If nothing else, choose a different meeting room than your usual go-to spot or move the chairs and tables to create a different feel in the space. Experiencing newness together can help bond a team. “It’s leveling the playing field between people,” Jane says. “They’re all in the same level of discomfort.”

Shift Your Perspective

Looking at the same challenge from a new point of view can help your team get curious, too. Take a project Jane worked on for a retail company to create a shopping experience for kids. They handed out 3-foot tape measures to adults and told them to look at the store from the eye level of a child.

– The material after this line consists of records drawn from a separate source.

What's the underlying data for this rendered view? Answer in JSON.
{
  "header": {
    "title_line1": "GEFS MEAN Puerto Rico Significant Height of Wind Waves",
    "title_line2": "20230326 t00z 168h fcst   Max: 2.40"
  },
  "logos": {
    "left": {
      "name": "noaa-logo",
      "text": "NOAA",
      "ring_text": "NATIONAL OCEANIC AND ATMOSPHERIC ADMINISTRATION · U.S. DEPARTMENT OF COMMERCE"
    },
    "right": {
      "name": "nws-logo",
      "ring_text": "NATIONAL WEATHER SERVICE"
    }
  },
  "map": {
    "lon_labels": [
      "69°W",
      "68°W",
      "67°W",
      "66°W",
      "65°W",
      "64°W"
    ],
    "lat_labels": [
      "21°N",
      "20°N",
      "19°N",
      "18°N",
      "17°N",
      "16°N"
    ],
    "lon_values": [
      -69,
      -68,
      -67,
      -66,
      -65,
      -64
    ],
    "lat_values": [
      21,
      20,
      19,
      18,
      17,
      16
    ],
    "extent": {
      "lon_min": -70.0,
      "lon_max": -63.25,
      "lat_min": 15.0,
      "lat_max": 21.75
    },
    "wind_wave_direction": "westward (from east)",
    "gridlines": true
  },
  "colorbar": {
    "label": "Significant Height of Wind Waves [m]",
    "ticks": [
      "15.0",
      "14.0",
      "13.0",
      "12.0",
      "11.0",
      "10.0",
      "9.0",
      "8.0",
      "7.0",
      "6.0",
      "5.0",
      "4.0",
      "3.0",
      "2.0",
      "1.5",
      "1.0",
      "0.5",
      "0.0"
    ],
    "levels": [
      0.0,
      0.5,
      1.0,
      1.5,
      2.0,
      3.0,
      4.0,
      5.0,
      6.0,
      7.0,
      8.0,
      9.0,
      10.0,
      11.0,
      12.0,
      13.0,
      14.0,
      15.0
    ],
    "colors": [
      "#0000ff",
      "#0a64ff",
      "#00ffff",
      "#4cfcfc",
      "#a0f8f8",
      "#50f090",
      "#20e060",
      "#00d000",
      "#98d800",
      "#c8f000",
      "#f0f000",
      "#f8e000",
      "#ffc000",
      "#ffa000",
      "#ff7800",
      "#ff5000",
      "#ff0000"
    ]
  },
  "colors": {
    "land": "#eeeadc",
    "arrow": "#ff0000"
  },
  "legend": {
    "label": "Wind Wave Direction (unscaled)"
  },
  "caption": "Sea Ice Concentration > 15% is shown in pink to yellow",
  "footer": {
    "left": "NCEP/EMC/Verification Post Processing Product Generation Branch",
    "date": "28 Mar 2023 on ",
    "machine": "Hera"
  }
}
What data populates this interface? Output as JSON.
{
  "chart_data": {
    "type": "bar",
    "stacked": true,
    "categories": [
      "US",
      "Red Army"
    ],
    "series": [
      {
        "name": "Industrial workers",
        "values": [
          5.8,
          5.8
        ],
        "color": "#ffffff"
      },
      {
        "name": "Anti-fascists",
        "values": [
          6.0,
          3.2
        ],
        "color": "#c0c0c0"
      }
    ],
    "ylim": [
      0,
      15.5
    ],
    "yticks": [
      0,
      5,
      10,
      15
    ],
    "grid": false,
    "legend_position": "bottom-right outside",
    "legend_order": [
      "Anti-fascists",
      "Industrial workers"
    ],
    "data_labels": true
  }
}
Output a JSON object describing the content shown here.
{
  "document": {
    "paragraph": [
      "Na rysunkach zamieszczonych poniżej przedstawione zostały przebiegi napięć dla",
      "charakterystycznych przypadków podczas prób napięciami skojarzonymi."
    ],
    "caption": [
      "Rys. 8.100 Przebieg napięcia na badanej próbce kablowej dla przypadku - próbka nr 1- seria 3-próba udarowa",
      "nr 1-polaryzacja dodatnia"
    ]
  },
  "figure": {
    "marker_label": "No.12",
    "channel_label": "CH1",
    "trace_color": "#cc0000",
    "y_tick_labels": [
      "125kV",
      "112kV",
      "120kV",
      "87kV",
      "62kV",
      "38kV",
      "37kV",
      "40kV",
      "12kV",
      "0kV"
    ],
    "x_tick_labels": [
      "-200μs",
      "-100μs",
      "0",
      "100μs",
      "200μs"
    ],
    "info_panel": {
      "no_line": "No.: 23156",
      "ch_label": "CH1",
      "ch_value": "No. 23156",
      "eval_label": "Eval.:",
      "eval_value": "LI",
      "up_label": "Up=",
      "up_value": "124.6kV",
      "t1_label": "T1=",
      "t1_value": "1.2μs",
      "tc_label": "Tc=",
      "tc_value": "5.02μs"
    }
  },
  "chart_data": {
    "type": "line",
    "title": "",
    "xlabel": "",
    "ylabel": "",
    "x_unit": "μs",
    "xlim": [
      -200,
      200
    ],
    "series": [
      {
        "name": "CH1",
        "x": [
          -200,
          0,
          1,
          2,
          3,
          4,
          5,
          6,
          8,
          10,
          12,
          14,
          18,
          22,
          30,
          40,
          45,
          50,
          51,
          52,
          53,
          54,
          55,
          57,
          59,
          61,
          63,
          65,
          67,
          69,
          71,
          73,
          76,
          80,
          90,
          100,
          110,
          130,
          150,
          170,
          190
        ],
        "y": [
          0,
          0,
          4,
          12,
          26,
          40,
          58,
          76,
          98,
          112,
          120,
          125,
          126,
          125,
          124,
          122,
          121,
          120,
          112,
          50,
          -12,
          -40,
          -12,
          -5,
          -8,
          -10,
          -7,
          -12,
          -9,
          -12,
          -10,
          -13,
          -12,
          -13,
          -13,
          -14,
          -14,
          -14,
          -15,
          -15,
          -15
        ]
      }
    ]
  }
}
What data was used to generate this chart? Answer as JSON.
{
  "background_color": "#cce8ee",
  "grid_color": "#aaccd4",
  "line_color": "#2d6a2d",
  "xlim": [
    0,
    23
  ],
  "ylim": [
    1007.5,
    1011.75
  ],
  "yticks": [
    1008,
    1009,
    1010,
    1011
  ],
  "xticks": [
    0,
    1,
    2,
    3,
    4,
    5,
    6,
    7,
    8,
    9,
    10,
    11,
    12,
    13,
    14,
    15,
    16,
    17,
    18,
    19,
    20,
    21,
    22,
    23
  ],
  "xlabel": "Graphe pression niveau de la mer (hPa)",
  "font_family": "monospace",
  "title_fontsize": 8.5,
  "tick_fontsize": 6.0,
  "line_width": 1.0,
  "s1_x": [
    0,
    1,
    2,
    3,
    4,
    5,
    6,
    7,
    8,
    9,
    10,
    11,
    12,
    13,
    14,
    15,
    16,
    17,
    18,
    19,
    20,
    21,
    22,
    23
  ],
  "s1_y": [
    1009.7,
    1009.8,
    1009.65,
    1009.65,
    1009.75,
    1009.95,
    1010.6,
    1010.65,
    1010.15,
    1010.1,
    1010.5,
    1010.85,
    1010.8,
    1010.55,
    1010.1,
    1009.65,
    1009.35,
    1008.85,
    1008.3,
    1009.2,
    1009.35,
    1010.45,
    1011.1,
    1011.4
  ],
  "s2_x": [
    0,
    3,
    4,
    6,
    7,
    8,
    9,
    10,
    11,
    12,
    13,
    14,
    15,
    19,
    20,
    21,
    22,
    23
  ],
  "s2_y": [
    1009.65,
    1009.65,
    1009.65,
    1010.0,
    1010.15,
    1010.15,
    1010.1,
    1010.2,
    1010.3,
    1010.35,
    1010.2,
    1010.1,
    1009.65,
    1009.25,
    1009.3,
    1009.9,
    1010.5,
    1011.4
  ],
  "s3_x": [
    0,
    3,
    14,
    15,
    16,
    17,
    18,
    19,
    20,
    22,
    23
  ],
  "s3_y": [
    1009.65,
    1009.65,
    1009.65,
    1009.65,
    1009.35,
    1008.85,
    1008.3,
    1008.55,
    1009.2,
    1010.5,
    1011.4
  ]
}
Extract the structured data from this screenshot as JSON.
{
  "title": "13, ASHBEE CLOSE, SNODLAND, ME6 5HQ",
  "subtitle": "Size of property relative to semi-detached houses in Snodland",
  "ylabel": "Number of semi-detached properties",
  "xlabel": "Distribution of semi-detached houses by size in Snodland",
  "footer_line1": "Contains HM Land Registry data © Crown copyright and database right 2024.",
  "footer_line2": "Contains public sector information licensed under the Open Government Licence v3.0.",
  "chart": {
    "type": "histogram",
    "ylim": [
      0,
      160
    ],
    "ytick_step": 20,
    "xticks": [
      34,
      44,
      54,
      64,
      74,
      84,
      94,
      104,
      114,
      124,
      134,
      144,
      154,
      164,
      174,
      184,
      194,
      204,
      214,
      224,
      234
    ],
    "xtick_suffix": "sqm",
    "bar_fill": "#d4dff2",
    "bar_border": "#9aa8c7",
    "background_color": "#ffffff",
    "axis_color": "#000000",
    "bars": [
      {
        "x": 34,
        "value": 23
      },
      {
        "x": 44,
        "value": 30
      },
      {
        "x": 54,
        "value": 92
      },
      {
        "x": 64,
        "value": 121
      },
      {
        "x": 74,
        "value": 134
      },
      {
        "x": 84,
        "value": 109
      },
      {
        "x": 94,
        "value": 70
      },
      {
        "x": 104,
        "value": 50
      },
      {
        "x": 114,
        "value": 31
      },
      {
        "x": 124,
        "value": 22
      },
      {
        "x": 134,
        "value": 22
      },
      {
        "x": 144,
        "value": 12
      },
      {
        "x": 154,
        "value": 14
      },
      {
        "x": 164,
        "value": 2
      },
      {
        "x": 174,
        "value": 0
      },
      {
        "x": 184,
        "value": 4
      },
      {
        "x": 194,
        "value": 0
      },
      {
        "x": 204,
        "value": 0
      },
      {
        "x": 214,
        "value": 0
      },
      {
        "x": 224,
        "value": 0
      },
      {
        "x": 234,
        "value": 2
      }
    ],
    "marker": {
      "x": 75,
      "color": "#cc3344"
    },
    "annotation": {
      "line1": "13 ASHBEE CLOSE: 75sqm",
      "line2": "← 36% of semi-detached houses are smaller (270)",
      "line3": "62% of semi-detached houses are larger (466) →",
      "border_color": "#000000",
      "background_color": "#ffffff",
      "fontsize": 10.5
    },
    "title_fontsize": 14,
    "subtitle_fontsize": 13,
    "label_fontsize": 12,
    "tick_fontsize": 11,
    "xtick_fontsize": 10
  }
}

That simple shift led to new insights because “changing perspective then just opens up a whole lot of new questions, which is what we’re trying to do with curiosity—question what we’ve always looked at.”

On an even smaller level, a shift in perspective can look like questioning an ingrained habit or unconscious action. Like drying off after a shower, pause to think about why you did so in a certain way. Or at work, it could be why you use a certain agenda for a recurring meeting and what would happen if you changed it up. Jane writes about the insights buried in these everyday actions in her book “Thoughtless Acts? Observations on Intuitive Design.”

Build Psychological Safety and Trust

For people to feel comfortable asking questions at work, they have to feel like their team understands their motivations (to learn and improve, not doubt or put down) and shares the same goals. As a leader, modeling your own vulnerability goes a long way toward building a foundational layer of trust that taking risks or being wrong will be supported and not punished.

Jane suggests sharing stories of times you did something wrong or had a misunderstanding. The point is to establish that “we’re in the space of not knowing, or being wrong, or maybe a little foolish or risky.”

Try to shift the mindset of your team from one of work, where we’re often conditioned to avoid failure, to one of play, where taking risks, being imaginative, and guessing are the name of the game.

“Everybody remembers the experience of play,” Jane says. Signal that this is a moment of fun for your team by using props or doing a hands-on activity, an atypical experience in most office environments.